Tahun Melepas

Tahun lalu, dua ribu dua puluh tiga, menjadi tahun kembali pada panggung, kembali berkesenian sekaligus menjadi tahun kehilangan yang beruntun.  Kehilangan Ibu juga kehilangan payudara kiri.  Ibu dan bagian tubuh aku yang diambil oleh pemilikNya.  Iya, keduanya diambil kembali oleh Pemilik Kehidupan.

Melepas Ibu dan melepas payudara menjadi fase berpisah yang tidak mudah. Tentu tidak mudah, sesuatu yang sudah biasa melekat dari sejak lahir.  Melewati fase shock, denial, perlahan menata pecahan yang tercecer.  Sampai pada titik menyadari penuh bahwa tubuh, hati, pikiran, segala sesuatu yang melekat dengan tubuh dan di luar tubuh, dari yang tampak hingga kasat mata, semua adalah milik Allah SWT-Maha Pemilik seisi bumi dan langit. Ya, termasuk aku.  Aku adalah milikNya.  Kelak, entah kapan, aku pun akan kembali.  Membawa segala langkah baik dan buruk. 

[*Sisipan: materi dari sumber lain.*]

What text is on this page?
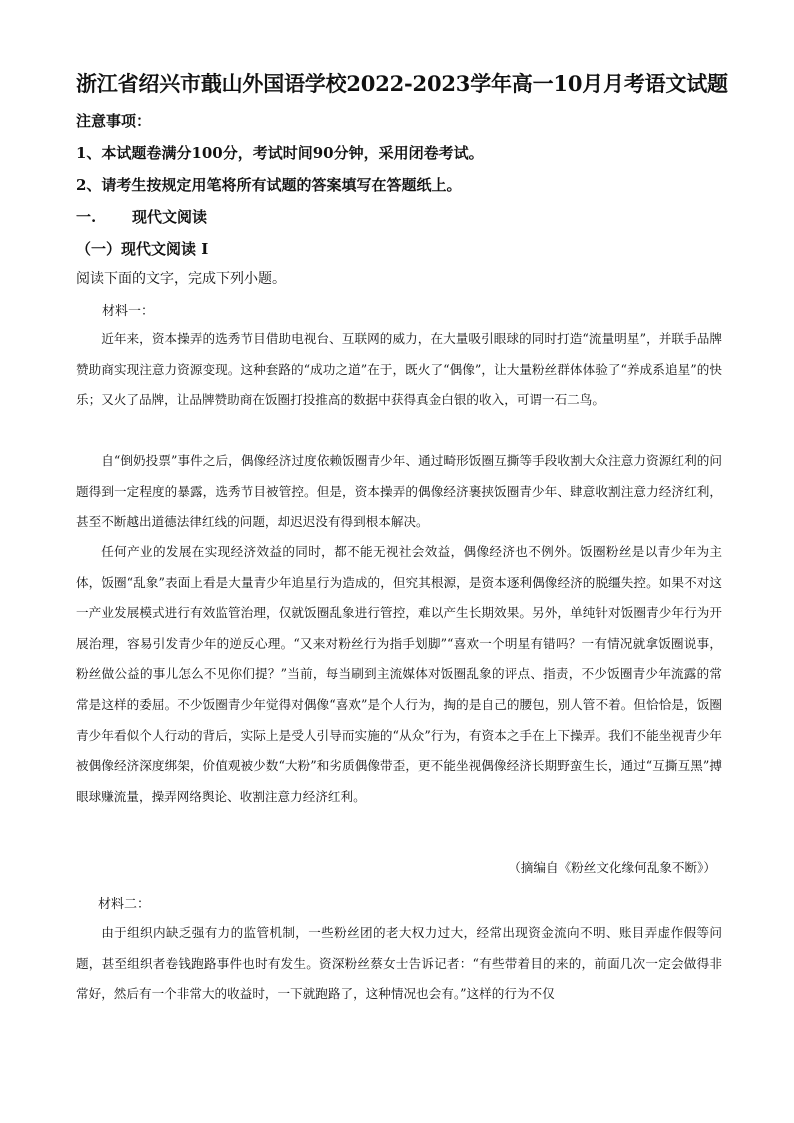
浙江省绍兴市蕺山外国语学校2022-2023学年高一10月月考语文试题
注意事项：
1、本试题卷满分100分，考试时间90分钟，采用闭卷考试。
2、请考生按规定用笔将所有试题的答案填写在答题纸上。
一. 现代文阅读
（一）现代文阅读 I
阅读下面的文字，完成下列小题。
材料一：

近年来，资本操弄的选秀节目借助电视台、互联网的威力，在大量吸引眼球的同时打造“流量明星”，并联手品牌赞助商实现注意力资源变现。这种套路的“成功之道”在于，既火了“偶像”，让大量粉丝群体体验了“养成系追星”的快乐；又火了品牌，让品牌赞助商在饭圈打投推高的数据中获得真金白银的收入，可谓一石二鸟。

自“倒奶投票”事件之后，偶像经济过度依赖饭圈青少年、通过畸形饭圈互撕等手段收割大众注意力资源红利的问题得到一定程度的暴露，选秀节目被管控。但是，资本操弄的偶像经济裹挟饭圈青少年、肆意收割注意力经济红利，甚至不断越出道德法律红线的问题，却迟迟没有得到根本解决。

任何产业的发展在实现经济效益的同时，都不能无视社会效益，偶像经济也不例外。饭圈粉丝是以青少年为主体，饭圈“乱象”表面上看是大量青少年追星行为造成的，但究其根源，是资本逐利偶像经济的脱缰失控。如果不对这一产业发展模式进行有效监管治理，仅就饭圈乱象进行管控，难以产生长期效果。另外，单纯针对饭圈青少年行为开展治理，容易引发青少年的逆反心理。“又来对粉丝行为指手划脚”“喜欢一个明星有错吗？一有情况就拿饭圈说事，粉丝做公益的事儿怎么不见你们提？”当前，每当刷到主流媒体对饭圈乱象的评点、指责，不少饭圈青少年流露的常常是这样的委屈。不少饭圈青少年觉得对偶像“喜欢”是个人行为，掏的是自己的腰包，别人管不着。但恰恰是，饭圈青少年看似个人行动的背后，实际上是受人引导而实施的“从众”行为，有资本之手在上下操弄。我们不能坐视青少年被偶像经济深度绑架，价值观被少数“大粉”和劣质偶像带歪，更不能坐视偶像经济长期野蛮生长，通过“互撕互黑”搏眼球赚流量，操弄网络舆论、收割注意力经济红利。

（摘编自《粉丝文化缘何乱象不断》）
材料二：

由于组织内缺乏强有力的监管机制，一些粉丝团的老大权力过大，经常出现资金流向不明、账目弄虚作假等问题，甚至组织者卷钱跑路事件也时有发生。资深粉丝蔡女士告诉记者：“有些带着目的来的，前面几次一定会做得非常好，然后有一个非常大的收益时，一下就跑路了，这种情况也会有。”这样的行为不仅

Saat aku berhenti menjalani hari-hari bersama Amih, ketika Amih pulang pada Pemiliknya, aku bingung.  Ketika masih ada Amih, hampir tidak ada waktu untuk diri sendiri.  Bahkan hampir setahun aku tidak ada waktu mendampingi Bayan belajar.  Menulis juga menggambar hampir tidak ada waktu, ketemu teman benar-benar mencuri waktu, semua serba terburu-buru.  Kadang mencuri waktu untuk minum kopi sejenak di Ind*mart depan rumah sambil sekalian beli pampers dewasa.  


Sekarang ketika banyak waktu, justru bingung.  Entah berkarya, aktivitas apapun menjadi tidak ada energi. Saat itu apapun yang aku lakukan selama ini terasa seperti sia-sia.  Apalagi yang bisa aku upayakan untuk Amih?  Waktu seperti ikut berhenti, sampai akhirnya aku menyadari bahwa aku masih harus terus hidup.  Mulai berobat yaitu kemo, operasi, mengisi hati kembali, merapikan pola pikir, juga memperbaiki tujuan hidup. 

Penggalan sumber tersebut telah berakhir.